Sonunda gazilerin gazaları mübarek oldu, uğrunda savaştıkları Türkiye Cumhuriyeti Devleti, gazileri unvanların en asil ve en şereflisi ile onurlandırdı. Siz artık bir ulusal değersiniz, siz Gazisiniz dedi tüm Türkiye, Türk Milleti ve Devleti. Gazilerimiz şimdi bir ulusal değer olduklarını, kanun önünde de biliyorlar ve devletin desteğini arkalarında hissederek yaşamlarına şerefle devam ediyorlar.
Zaman zaman Gazi’nin bir ulusal değer olduğunu çekemeyenler, onu küçümseyenler çıkmaktadır. Bunları kadirşinas Türk Milleti ile karıştırmıyor ve biliyoruz ki Türk milleti tarih boyunca Gazisine ve şehidine sahip çıkmıştır.
Son zamanlarda Gazilerimize kanunla verilmiş hakların, Özelleştirme adı bahane edilerek engellenmesi de ciddi bir olumsuzluk örneği. Ulusal güç ve değerlerin özelleştirme bahanesiyle kaldırılmak istenmesine en iyi cevabı milletimiz Gazilerimize sahip çıkarak veriyor, vermeye devam edecektir.
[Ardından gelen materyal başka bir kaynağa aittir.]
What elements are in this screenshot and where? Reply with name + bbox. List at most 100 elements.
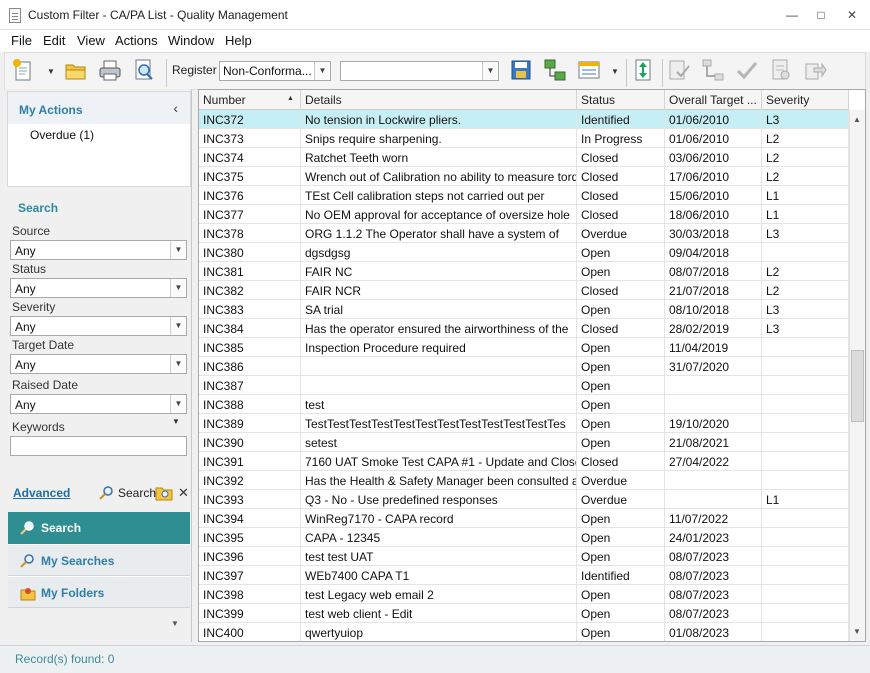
chevron-down-icon[interactable]: ▼	[170, 279, 186, 297]
keywords-input[interactable]	[10, 436, 187, 456]
cell-status: Open	[577, 509, 665, 528]
status-label: Status	[12, 262, 47, 276]
cell-number: INC380	[199, 243, 301, 262]
close-button[interactable]: ✕	[838, 5, 866, 25]
clear-search-icon[interactable]: ✕	[178, 485, 189, 501]
search-link[interactable]: Search	[118, 486, 156, 500]
severity-combo[interactable]: Any ▼	[10, 316, 187, 336]
table-row[interactable]: INC394 WinReg7170 - CAPA record Open 11/07/…	[199, 509, 849, 528]
report-icon[interactable]	[769, 58, 793, 82]
menu-window[interactable]: Window	[168, 33, 214, 48]
chevron-down-icon[interactable]: ▼	[482, 62, 498, 80]
scroll-up-icon[interactable]: ▲	[853, 115, 861, 124]
table-row[interactable]: INC397 WEb7400 CAPA T1 Identified 08/07/202…	[199, 566, 849, 585]
table-row[interactable]: INC387 Open	[199, 376, 849, 395]
cell-target-date: 08/07/2018	[665, 262, 762, 281]
expand-rows-icon[interactable]	[631, 58, 655, 82]
chevron-down-icon[interactable]: ▼	[170, 355, 186, 373]
table-row[interactable]: INC376 TEst Cell calibration steps not ca…	[199, 186, 849, 205]
print-icon[interactable]	[98, 58, 122, 82]
cell-details: FAIR NC	[301, 262, 577, 281]
table-row[interactable]: INC389 TestTestTestTestTestTestTestTestTe…	[199, 414, 849, 433]
register-combo[interactable]: Non-Conforma... ▼	[219, 61, 331, 81]
chevron-down-icon[interactable]: ▼	[170, 395, 186, 413]
scroll-thumb[interactable]	[851, 350, 864, 422]
cell-number: INC374	[199, 148, 301, 167]
advanced-link[interactable]: Advanced	[13, 486, 70, 500]
chevron-down-icon[interactable]: ▼	[170, 317, 186, 335]
approve-list-icon[interactable]	[667, 58, 691, 82]
table-row[interactable]: INC378 ORG 1.1.2 The Operator shall have …	[199, 224, 849, 243]
overdue-link[interactable]: Overdue (1)	[30, 128, 94, 142]
column-details[interactable]: Details	[301, 90, 577, 110]
vertical-scrollbar[interactable]: ▲ ▼	[849, 110, 865, 641]
target-date-combo[interactable]: Any ▼	[10, 354, 187, 374]
cell-target-date: 15/06/2010	[665, 186, 762, 205]
chevron-down-icon[interactable]: ▼	[314, 62, 330, 80]
save-search-icon[interactable]	[155, 484, 173, 501]
status-combo[interactable]: Any ▼	[10, 278, 187, 298]
table-row[interactable]: INC382 FAIR NCR Closed 21/07/2018 L2	[199, 281, 849, 300]
table-row[interactable]: INC374 Ratchet Teeth worn Closed 03/06/2010…	[199, 148, 849, 167]
table-row[interactable]: INC386 Open 31/07/2020	[199, 357, 849, 376]
collapse-icon[interactable]: ‹	[173, 100, 178, 116]
table-row[interactable]: INC398 test Legacy web email 2 Open 08/07/2…	[199, 585, 849, 604]
new-dropdown-icon[interactable]: ▼	[47, 67, 55, 76]
nav-search[interactable]: Search	[8, 512, 190, 544]
table-row[interactable]: INC384 Has the operator ensured the airwo…	[199, 319, 849, 338]
grid-header: Number ▲ Details Status Overall Target .…	[199, 90, 849, 110]
table-row[interactable]: INC375 Wrench out of Calibration no abili…	[199, 167, 849, 186]
cell-severity	[762, 566, 849, 585]
scroll-down-icon[interactable]: ▼	[853, 627, 861, 636]
menu-actions[interactable]: Actions	[115, 33, 158, 48]
table-row[interactable]: INC393 Q3 - No - Use predefined responses…	[199, 490, 849, 509]
menu-help[interactable]: Help	[225, 33, 252, 48]
search-icon[interactable]	[99, 485, 115, 501]
column-number[interactable]: Number ▲	[199, 90, 301, 110]
table-row[interactable]: INC392 Has the Health & Safety Manager be…	[199, 471, 849, 490]
table-row[interactable]: INC400 qwertyuiop Open 01/08/2023	[199, 623, 849, 641]
table-row[interactable]: INC396 test test UAT Open 08/07/2023	[199, 547, 849, 566]
table-row[interactable]: INC385 Inspection Procedure required Open 1…	[199, 338, 849, 357]
minimize-button[interactable]: —	[778, 5, 806, 25]
export-icon[interactable]	[803, 58, 827, 82]
nav-my-searches[interactable]: My Searches	[8, 544, 190, 576]
cell-severity: L3	[762, 224, 849, 243]
source-combo[interactable]: Any ▼	[10, 240, 187, 260]
nav-options-icon[interactable]: ▼	[171, 619, 179, 628]
menu-edit[interactable]: Edit	[43, 33, 65, 48]
save-filter-icon[interactable]	[509, 58, 533, 82]
table-row[interactable]: INC395 CAPA - 12345 Open 24/01/2023	[199, 528, 849, 547]
check-icon[interactable]	[735, 58, 759, 82]
keywords-options-icon[interactable]: ▼	[172, 417, 180, 426]
tree-view-icon[interactable]	[543, 58, 567, 82]
table-row[interactable]: INC388 test Open	[199, 395, 849, 414]
table-row[interactable]: INC377 No OEM approval for acceptance of …	[199, 205, 849, 224]
chevron-down-icon[interactable]: ▼	[170, 241, 186, 259]
table-row[interactable]: INC383 SA trial Open 08/10/2018 L3	[199, 300, 849, 319]
restore-button[interactable]: □	[807, 5, 835, 25]
table-row[interactable]: INC373 Snips require sharpening. In Progre…	[199, 129, 849, 148]
menu-file[interactable]: File	[11, 33, 32, 48]
column-chooser-icon[interactable]	[577, 58, 601, 82]
menu-view[interactable]: View	[77, 33, 105, 48]
columns-dropdown-icon[interactable]: ▼	[611, 67, 619, 76]
table-row[interactable]: INC372 No tension in Lockwire pliers. Iden…	[199, 110, 849, 129]
open-folder-icon[interactable]	[64, 58, 88, 82]
table-row[interactable]: INC390 setest Open 21/08/2021	[199, 433, 849, 452]
filter-combo[interactable]: ▼	[340, 61, 499, 81]
workflow-icon[interactable]	[701, 58, 725, 82]
nav-my-folders[interactable]: My Folders	[8, 576, 190, 608]
cell-details: WinReg7170 - CAPA record	[301, 509, 577, 528]
new-document-icon[interactable]	[11, 58, 35, 82]
raised-date-combo[interactable]: Any ▼	[10, 394, 187, 414]
table-row[interactable]: INC381 FAIR NC Open 08/07/2018 L2	[199, 262, 849, 281]
table-row[interactable]: INC399 test web client - Edit Open 08/07/20…	[199, 604, 849, 623]
table-row[interactable]: INC380 dgsdgsg Open 09/04/2018	[199, 243, 849, 262]
register-label: Register	[172, 63, 217, 77]
print-preview-icon[interactable]	[132, 58, 156, 82]
table-row[interactable]: INC391 7160 UAT Smoke Test CAPA #1 - Upda…	[199, 452, 849, 471]
column-status[interactable]: Status	[577, 90, 665, 110]
column-severity[interactable]: Severity	[762, 90, 849, 110]
column-target-date[interactable]: Overall Target ...	[665, 90, 762, 110]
Gazi, devletine saygılı, cumhuriyetimizin en büyük Gazisi Mustafa Kemal Atatürk’ün yaşayan temsilcisi, asil, vakarlı, ahlak ve fazilet sahibi, kendisine sahip çıkan devletine şükran borçlu, devlet düşmanları ile aynı safta olmayan, çevresi ile barışık, gazilik unvanına sarılarak kendisine menfaat sağlamayan, kimseye el açmayan, yalvarmayan, siyasi tercihini gazilik unvanı ile karıştırmayan, Atatürk sevgisi, vatan ve ay yıldızlı bayrak sevgisi ile dolu olan bir ulusal değerdir.
Türk tarihinde İslam öncesi ve sonrası şehitlik ve gazilik onuru, şerefi vardır. Her Türk de bu şerefe kavuşmak için vatanı, milleti, bayrağı, milli marşı, soydaşları ve kutsal değerleri için savaşır. Çünkü milli hasletimizde olan bu duyguların, Türk milleti ve her bireyi için vazgeçilmez bir anlamı ve önemi vardır.
Türk Milleti bunun en güzel örneğini Atatürk’ün önderliğinde verilen Kurtuluş Savaşı’nda yaşamıştır. “Ya istiklal ya ölüm!” demiştir. Türk tarihi böylesine “kahramanlık günleri” ile doludur. Kahramanlık günlerini şehit ve gazilerimize borçluyuz. Destanlar yaratan şehit ve gaziler tek tek birer onur abidemizdir.
Vatanı uğruna ölümü göze almış kahraman Türk Ordusu, daha sonra dünya barışını korumak için görev almıştır. 1950–1953 yılları arasında barış için Kore’de savaşmıştır.
1974 yılında soydaşlarımız Kıbrıs Türk halkını yok olmaktan kurtarmak için, Kıbrıs Türk Barış Harekâtını gerçekleştirmiştir.
Yine Mehmetçik barışı korumak için, Bosna-Hersek, Somali ve Kosova’ya Birleşmiş Milletler kararıyla Barış Gücü olarak gitmiştir.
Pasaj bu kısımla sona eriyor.